TÜRK-FRANSIZ İLİŞKİLERİ VE ANKARA İTİLAFNAMESİ

20 Ekim 1921’de imzalandı. (13 Madde ve 10 mektuptan oluşuyor)

8.Madde: Türkiye’nin güney sınırlarını İskenderun hariç olmak üzere bugünküne yakın bir şekilde tespit edildi.
7.Madde: İskenderun bölgesi için özel bir yönetim rejimi kurulması önerildi. Bu bölge Türk soyundan gelen halkın kültürlerinin gelişmesi için her türlü kolaylıktan yararlanacak, Türk dile bölgede resmi bir niteliğe sahip olacak

Önemi: Ankara İtilafnamesi’nin , Milli Mücadele hareketi karşısında yer alan Batı cephesinden bir ülkeyle imzalanması, Batı blokunun çözülmesine yol açtı.
Ankara Hükümeti Moskova, Kars ve Ankara İtilafnamesi ile büyük bir siyasi başarıya imza atmış oldu.

LONDRA KONFERANSI

Önemli Not: I. Dünya Savaşı’nın galip devletleri İstanbul Hükümeti (Osmanlı Devleti) ile 10 Ağustos 1920’de Sevres Antlaşmasını imzaladılar, ama uygulayamadılar. Ankara Hükümeti (TBMM) Sevres Antlaşmasını kabul etmedi.

Londra Konferansına önce İstanbul Hükümeti tek başına çağrıldı, ama Ankara Hükümetinden de temsilciler katılabilir dendi, bunun üzerine Ankara Hükümeti bizzat açıkça davet edilmedikçe Konferansa katılmayacaklarını bildirdi, bunun üzerine İtalya aracılığı ile Ankara Hükümeti’de konferansa katılmış oldu.

Londra Konferansı 21 Şubat-12 Mart tarihleri arasında toplanmıştır.
Maddeleri Sevres Antlaşmasının biraz daha yumuşatılmış şeklinden başka bir şey değildi.

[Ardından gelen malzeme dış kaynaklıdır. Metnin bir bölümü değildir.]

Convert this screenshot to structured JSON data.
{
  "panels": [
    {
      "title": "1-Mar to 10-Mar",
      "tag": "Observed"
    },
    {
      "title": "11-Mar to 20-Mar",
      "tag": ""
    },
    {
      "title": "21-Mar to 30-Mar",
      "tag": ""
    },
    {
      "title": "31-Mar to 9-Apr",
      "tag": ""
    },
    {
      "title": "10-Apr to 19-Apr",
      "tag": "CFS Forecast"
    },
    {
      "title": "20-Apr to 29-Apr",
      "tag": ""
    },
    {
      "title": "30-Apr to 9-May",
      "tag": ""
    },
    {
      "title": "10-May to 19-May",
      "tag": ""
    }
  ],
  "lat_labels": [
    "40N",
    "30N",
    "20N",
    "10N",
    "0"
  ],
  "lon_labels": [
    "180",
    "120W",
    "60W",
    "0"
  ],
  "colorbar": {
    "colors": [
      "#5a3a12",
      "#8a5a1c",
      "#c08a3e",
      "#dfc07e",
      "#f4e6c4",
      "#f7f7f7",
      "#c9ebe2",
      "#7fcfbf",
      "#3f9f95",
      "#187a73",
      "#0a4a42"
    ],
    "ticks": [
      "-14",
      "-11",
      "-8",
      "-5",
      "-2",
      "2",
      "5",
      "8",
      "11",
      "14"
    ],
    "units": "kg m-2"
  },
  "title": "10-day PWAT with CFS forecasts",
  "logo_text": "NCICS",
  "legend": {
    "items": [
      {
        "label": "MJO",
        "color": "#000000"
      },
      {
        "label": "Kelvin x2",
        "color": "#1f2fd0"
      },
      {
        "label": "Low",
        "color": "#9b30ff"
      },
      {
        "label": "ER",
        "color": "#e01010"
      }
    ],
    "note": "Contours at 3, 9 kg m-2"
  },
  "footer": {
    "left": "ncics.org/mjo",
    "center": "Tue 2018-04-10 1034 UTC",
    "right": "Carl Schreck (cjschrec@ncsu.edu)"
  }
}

İtilaf Devletlerinin Yunanlılara ve Türklere sundukları öneriler şunlardır:
1. Türkiye’nin Cemiyet-i Akvam’a kabulünün kolaylaştırılması
2. Boğazlar mıntıkasında Tekfurdağından, Gelibolu ve Karabiga’ya kadar olan sahilin tarafsızlığı
3. Müttefik Devletler garnizonunun sadece Gelibolu ve Çanakkalede bulundurulması
4. Türk askerlerinin otuz bine, jandarmanın kırk beş bine indirilmesi
5. Kürdistan için mevcut durumun kabul edilmesi
6. Ermenistan mevcut durumunun kabulü

Önemi:
Henüz Ankara Hükümeti cevabını vermeden Yunan ordusu 23 Mart 1921’de taarruza geçti ve görüşmeler sonuçsuz kaldı.
Sonuç itibariyle, Londra Konferansı başarısız geçmiştir, ama TBMM’nin Türk milletinin gerçek temsilcisi olduğunu göstermesi ve Misak-ı Milli’nin Avrupa’ya anlatılması olumlu sonuçlar arasında gösterilebilir.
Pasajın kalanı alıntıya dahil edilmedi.